In my view, the conflicts in both Palestine and Ukraine are anti-imperialist struggles. The NATO-controlled world order, designed to undermine third-world development and socialism, faces resistance in Ukraine. Despite Ukraine’s claims of victimhood, the country openly expresses a love for Israel, participated in the illegal invasion of Iraq, and suppresses political dissent by banning all parties, harasses the left with nationalist militias, and imprisons those speaking against the war. They have been bombing their own people since 2014, contradicting any notion of victimhood. Ukraine gleefully sought to benefit from the European world order, and due to their rejection of treaties and continued attacks on the Donbass, they have created a security dilemma where their sovereignty is contested.

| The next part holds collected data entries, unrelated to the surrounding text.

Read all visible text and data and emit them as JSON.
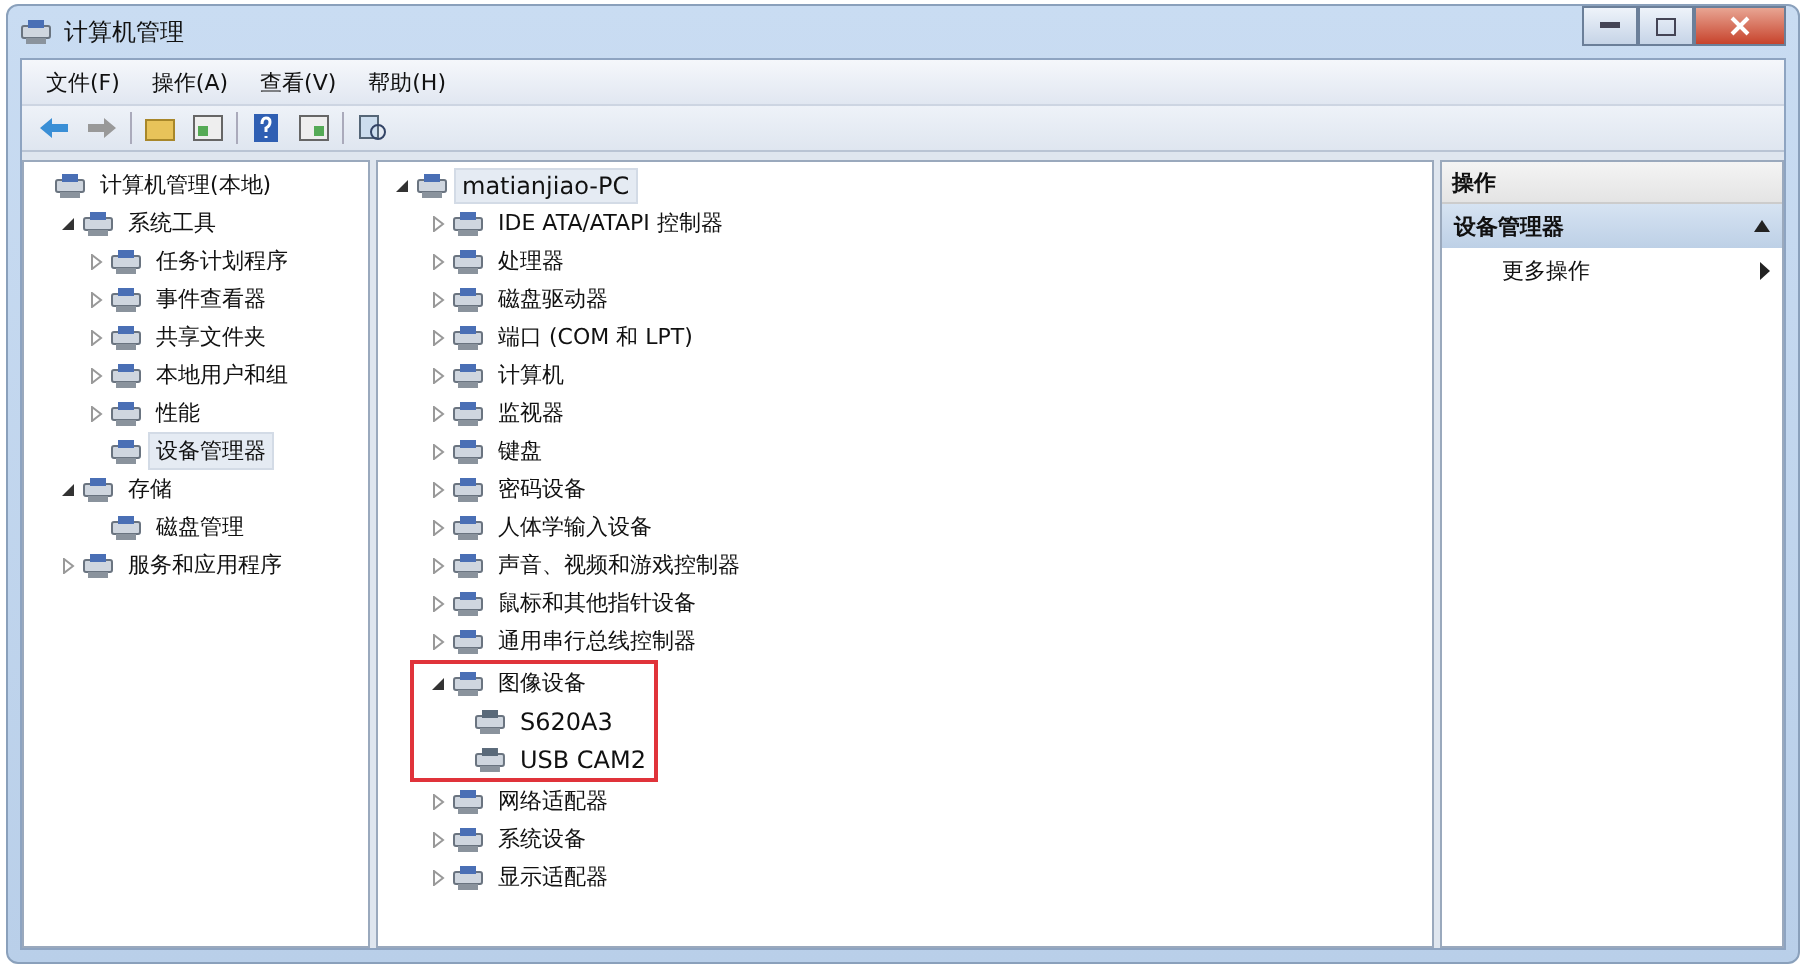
{
  "window": {
    "title": "计算机管理"
  },
  "menu": [
    "文件(F)",
    "操作(A)",
    "查看(V)",
    "帮助(H)"
  ],
  "nav_tree": [
    {
      "label": "计算机管理(本地)",
      "selected": false,
      "children": [
        {
          "label": "系统工具",
          "expanded": true,
          "selected": false,
          "children": [
            {
              "label": "任务计划程序",
              "expanded": false,
              "selected": false
            },
            {
              "label": "事件查看器",
              "expanded": false,
              "selected": false
            },
            {
              "label": "共享文件夹",
              "expanded": false,
              "selected": false
            },
            {
              "label": "本地用户和组",
              "expanded": false,
              "selected": false
            },
            {
              "label": "性能",
              "expanded": false,
              "selected": false
            },
            {
              "label": "设备管理器",
              "selected": true
            }
          ]
        },
        {
          "label": "存储",
          "expanded": true,
          "selected": false,
          "children": [
            {
              "label": "磁盘管理",
              "selected": false
            }
          ]
        },
        {
          "label": "服务和应用程序",
          "expanded": false,
          "selected": false
        }
      ]
    }
  ],
  "device_tree": {
    "label": "matianjiao-PC",
    "expanded": true,
    "selected": true,
    "children": [
      {
        "label": "IDE ATA/ATAPI 控制器",
        "expanded": false,
        "highlighted": false
      },
      {
        "label": "处理器",
        "expanded": false,
        "highlighted": false
      },
      {
        "label": "磁盘驱动器",
        "expanded": false,
        "highlighted": false
      },
      {
        "label": "端口 (COM 和 LPT)",
        "expanded": false,
        "highlighted": false
      },
      {
        "label": "计算机",
        "expanded": false,
        "highlighted": false
      },
      {
        "label": "监视器",
        "expanded": false,
        "highlighted": false
      },
      {
        "label": "键盘",
        "expanded": false,
        "highlighted": false
      },
      {
        "label": "密码设备",
        "expanded": false,
        "highlighted": false
      },
      {
        "label": "人体学输入设备",
        "expanded": false,
        "highlighted": false
      },
      {
        "label": "声音、视频和游戏控制器",
        "expanded": false,
        "highlighted": false
      },
      {
        "label": "鼠标和其他指针设备",
        "expanded": false,
        "highlighted": false
      },
      {
        "label": "通用串行总线控制器",
        "expanded": false,
        "highlighted": false
      },
      {
        "label": "图像设备",
        "expanded": true,
        "highlighted": true,
        "children": [
          "S620A3",
          "USB CAM2"
        ]
      },
      {
        "label": "网络适配器",
        "expanded": false,
        "highlighted": false
      },
      {
        "label": "系统设备",
        "expanded": false,
        "highlighted": false
      },
      {
        "label": "显示适配器",
        "expanded": false,
        "highlighted": false
      }
    ]
  },
  "actions": {
    "header": "操作",
    "section": "设备管理器",
    "items": [
      "更多操作"
    ]
  }
}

It’s not left wing or anti-imperialism to defend state sponsored anti-communism and Banderism.
Remarkably, the special military operation in Ukraine has endured for nearly two years, yet more civilians have been killed in Palestine in a two-month period than in Ukraine. October 7th should bring great joy to anyone sympathetic to the Palestinians, and demonstrates the resilience of the Palestinian liberation movement against the occupation of Al-Aqsa Mosque and the violent response to the Great March of Return. The Palestinian resistance lives on regardless of the setbacks.(Note: While the death of Israeli civilians is a tragedy, efforts should have been made to repatriate more Israeli settlers safely into the hands of Hamas as hostages.)
Addressing nationalism in the Middle East and North Africa, the Marxist role has a regrettable and repulsive past. Marxists initially supported movements like Zionism in the Levant, later adjusting their stances for political expediency and abandoning the secular movements you yearn for, instead for Gorbachev’s agenda of withdrawal from the third world. While imperialism plays a role, the left shares responsibility for not being an effective political opposition.
Hamas can be argued as the most democratic movement in historic Palestine since the British mandate, collaborating openly with Marxist groups in the Gaza Strip. It is the Fatah secularists who promote Palestinian bourgeois-nationalism, not Hamas which is a movement of the lumpenized.
The most significant opposition to Zionism is evident in the movements of Hezbollah and the Houthi movement. One should also be open to viewing the Houthi movement as a nationalist successor state to the South Yemen state. If embracing the idea that proletarian internationalism is futile in a region being bombed, where most Gazans have lost their homes and are lumpenized, and advocating for critical engagement with nationalist forces makes me a left nationalist, then I am a left nationalist!